85. Dans ses observations, la Commission identifie deux exigences découlant de la réglementation roumaine en cause. Premièrement, l’exigence selon laquelle les pharmacies vétérinaires et les points pharmaceutiques vétérinaires peuvent uniquement être reconnus en tant que personnes morales. Secondement, l’exigence que leur capital soit détenu exclusivement (et non majoritairement) par des vétérinaires.
86. Or, la seconde question préjudicielle ne vise pas la nature de la personnalité – qu’elle soit morale ou physique – des établissements qui commercialisent ces produits. Je n’examinerai donc pas ce point, dès lors qu’il n’entre pas dans le périmètre de cette question ( 41 ).
87. Sur le fond, l’exigence que les produits en cause doivent être vendus dans des pharmacies vétérinaires ou des points pharmaceutiques vétérinaires détenus majoritairement ou exclusivement par des vétérinaires ( 42 ) concerne l’actionnariat des « sociétés » ou, en l’espèce, des établissements de commerce de détail. Cette exigence est contestable au titre de l’article 15, paragraphe 2, sous c), de la directive 2006/123.
88. S’agissant de la question de savoir si cette exigence remplit les conditions prévues à l’article 15, paragraphe 3, de la directive 2006/123, les observations que j’ai formulées au titre de la première question préjudicielle répondent dans une certaine mesure à cette question – avant tout sur le point de savoir s’il existe une raison impérieuse d’intérêt général.

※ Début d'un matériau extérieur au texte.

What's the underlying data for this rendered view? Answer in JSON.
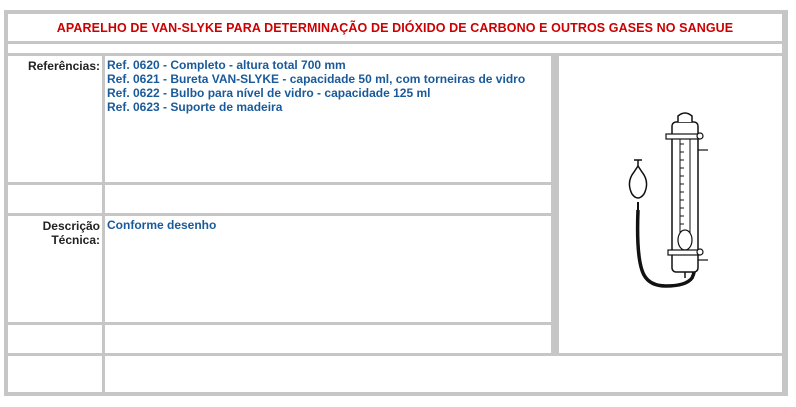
{
  "title": "APARELHO DE VAN-SLYKE PARA DETERMINAÇÃO DE DIÓXIDO DE CARBONO E OUTROS GASES NO SANGUE",
  "references": {
    "label": "Referências:",
    "items": [
      "Ref. 0620 - Completo - altura total 700 mm",
      "Ref. 0621 - Bureta VAN-SLYKE - capacidade 50 ml, com torneiras de vidro",
      "Ref. 0622 - Bulbo para nível de vidro - capacidade 125 ml",
      "Ref. 0623 - Suporte de madeira"
    ]
  },
  "description": {
    "label_line1": "Descrição",
    "label_line2": "Técnica:",
    "value": "Conforme desenho"
  },
  "image": {
    "icon": "van-slyke-apparatus-drawing"
  },
  "colors": {
    "title": "#cc0000",
    "value": "#1a5a9a",
    "border": "#c6c6c6"
  }
}
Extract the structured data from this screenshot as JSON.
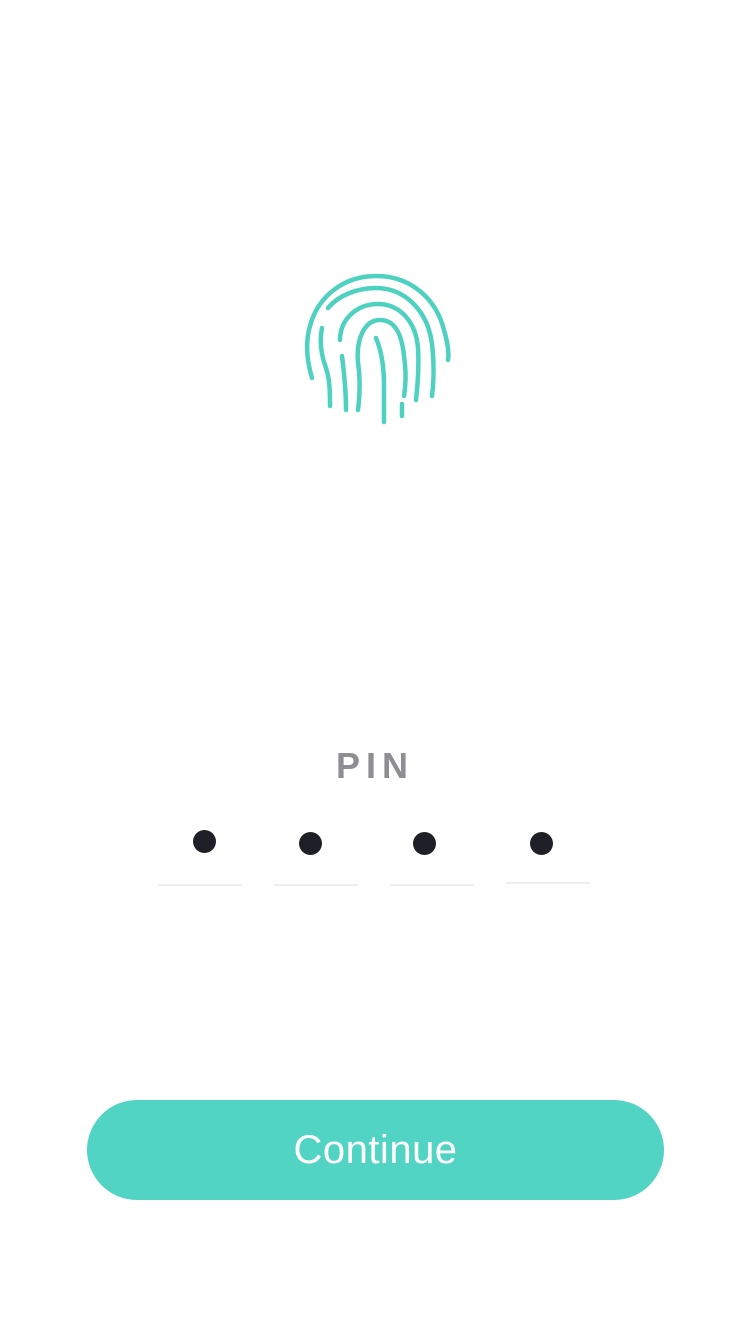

89. Toutefois, comme j’ai eu l’occasion de conclure dans une autre affaire, la jurisprudence montre que la Cour demeure à juste titre sceptique à l’égard des atteintes que les États membres portent à la liberté d’établissement en réglementant de manière détaillée une structure de marché ou une situation concurrentielle donnée, sous prétexte, notamment, d’assurer un service de haute qualité aux clients et aux consommateurs ( 43 ). Il me semble que les restrictions à la propriété ou à la structure
économique d’un établissement relèvent de la même catégorie et doivent être traitées avec une certaine dose de méfiance.

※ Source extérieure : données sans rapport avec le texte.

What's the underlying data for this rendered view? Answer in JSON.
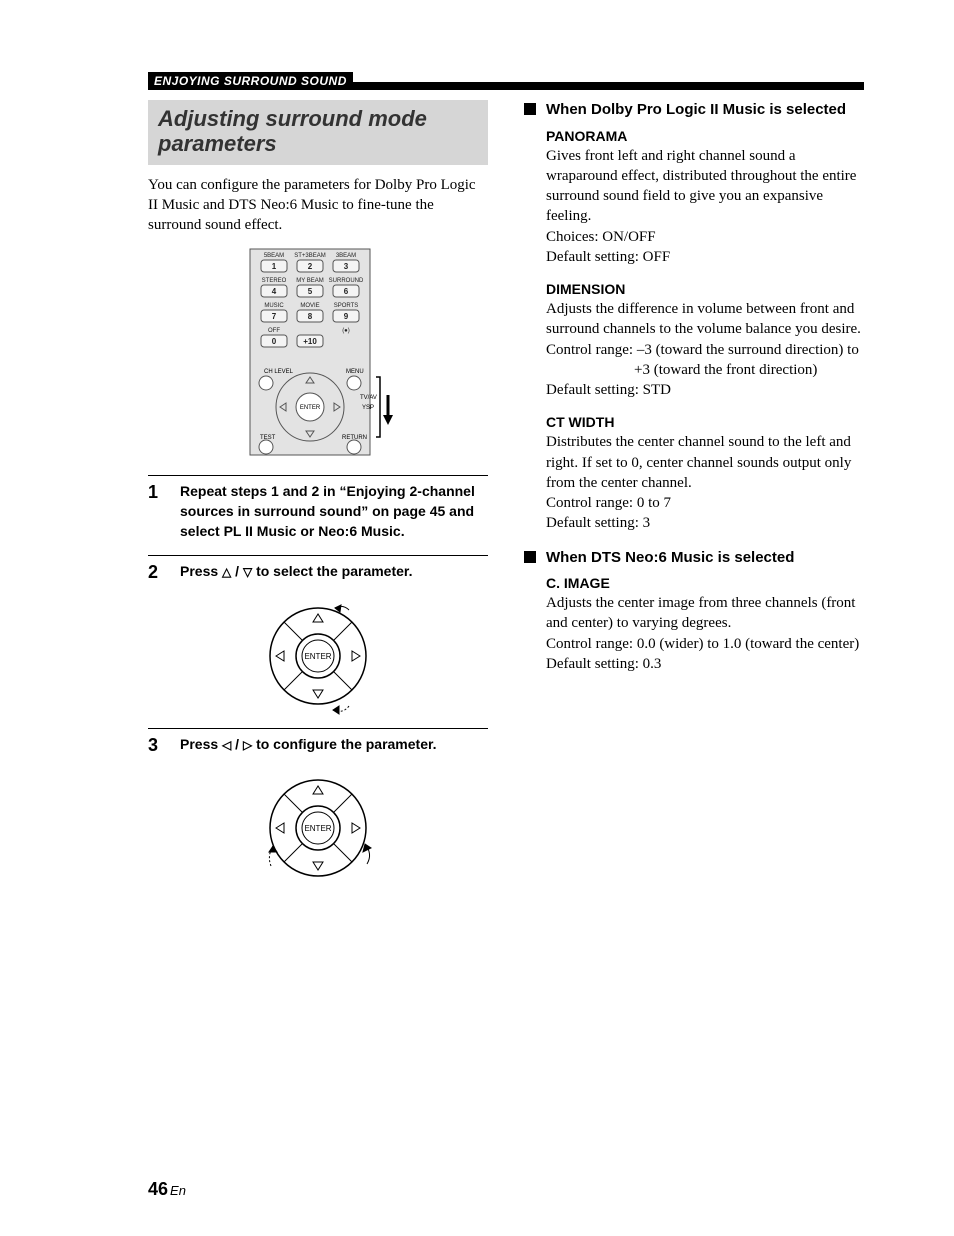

90. Dans ses observations, la Commission prône le point de vue de base selon lequel la protection de la santé et de la vie des animaux ne saurait justifier l’exigence litigieuse relative à la détention du capital dans la même mesure que la protection de la santé et de la vie des personnes.
91. Cette affirmation semble avoir une portée plus philosophique que pratique. Certes, la Cour a constamment reconnu que la vie et la santé des personnes occupent le premier rang parmi les intérêts protégés par le traité ( 44 ). Pour autant, il n’est pas nécessaire, me semble-t-il, que la Cour précise dans quelle mesure la santé et la vie des personnes « priment » sur la santé et la vie des animaux. Cette proposition laisse également quelque peu perplexe compte tenu de la déclaration politique
récente faite par la Commission elle-même ( 45 ).

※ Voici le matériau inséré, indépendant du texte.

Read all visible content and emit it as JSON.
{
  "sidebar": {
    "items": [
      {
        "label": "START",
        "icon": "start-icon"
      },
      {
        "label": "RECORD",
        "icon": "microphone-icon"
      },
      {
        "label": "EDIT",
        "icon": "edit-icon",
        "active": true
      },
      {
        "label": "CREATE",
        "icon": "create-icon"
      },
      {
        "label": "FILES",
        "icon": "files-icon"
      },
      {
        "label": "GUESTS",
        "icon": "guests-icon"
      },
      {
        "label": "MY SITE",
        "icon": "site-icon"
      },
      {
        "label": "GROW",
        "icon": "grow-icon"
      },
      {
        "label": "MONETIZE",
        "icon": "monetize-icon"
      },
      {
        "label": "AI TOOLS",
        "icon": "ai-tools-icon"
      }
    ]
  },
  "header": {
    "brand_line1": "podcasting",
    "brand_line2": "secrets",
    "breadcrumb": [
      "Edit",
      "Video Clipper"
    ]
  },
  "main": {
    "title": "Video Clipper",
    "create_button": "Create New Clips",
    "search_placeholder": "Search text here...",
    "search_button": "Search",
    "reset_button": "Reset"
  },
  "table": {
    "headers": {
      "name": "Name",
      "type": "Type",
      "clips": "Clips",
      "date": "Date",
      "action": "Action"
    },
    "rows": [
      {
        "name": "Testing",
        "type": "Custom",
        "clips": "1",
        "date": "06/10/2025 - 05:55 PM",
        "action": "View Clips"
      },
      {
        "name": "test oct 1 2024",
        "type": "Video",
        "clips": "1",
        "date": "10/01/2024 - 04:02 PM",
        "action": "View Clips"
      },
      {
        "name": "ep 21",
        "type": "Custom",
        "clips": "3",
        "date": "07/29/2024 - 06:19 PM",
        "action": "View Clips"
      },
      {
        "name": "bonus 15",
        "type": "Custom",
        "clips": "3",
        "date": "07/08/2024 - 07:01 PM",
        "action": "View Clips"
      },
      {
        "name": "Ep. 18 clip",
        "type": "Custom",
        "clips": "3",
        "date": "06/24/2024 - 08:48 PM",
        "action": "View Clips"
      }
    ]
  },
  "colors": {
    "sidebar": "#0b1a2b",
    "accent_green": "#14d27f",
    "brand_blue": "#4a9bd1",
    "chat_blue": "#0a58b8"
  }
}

92. En effet, premièrement, comme indiqué aux points 70 et 74 des présentes conclusions, il existe un lien entre la protection de la vie et de la santé des personnes et la protection de la vie et de la santé des animaux.
93. Deuxièmement, en affirmant que les effets thérapeutiques des médicaments à usage vétérinaire visent « en premier lieu » les animaux, et que leur utilisation incorrecte ou sans nécessité ne nuit « pas directement » à la santé humaine, la Commission reconnaît que ces médicaments ont des effets secondaires et indirects sur les personnes. En d’autres termes, il est constant que la protection de la santé publique (des personnes) demeure pertinente.
94. Troisièmement, lorsque des incertitudes subsistent quant à l’existence ou à l’importance de risques pour la santé des personnes, les États membres peuvent être autorisés, en vertu du principe de précaution, à prendre des mesures de protection à l’égard des pratiques médicales vétérinaires sans avoir à attendre que la réalité des risques pour les personnes soit pleinement démontrée.
95. Partant, au lieu de répondre à cette question somme toute académique, la Cour devrait simplement se concentrer sur la question de savoir si la fin invoquée justifie les moyens, c’est-à-dire si la protection de la santé publique justifie une restriction liée à la détention du capital des établissements qui commercialisent au détail les produits en cause.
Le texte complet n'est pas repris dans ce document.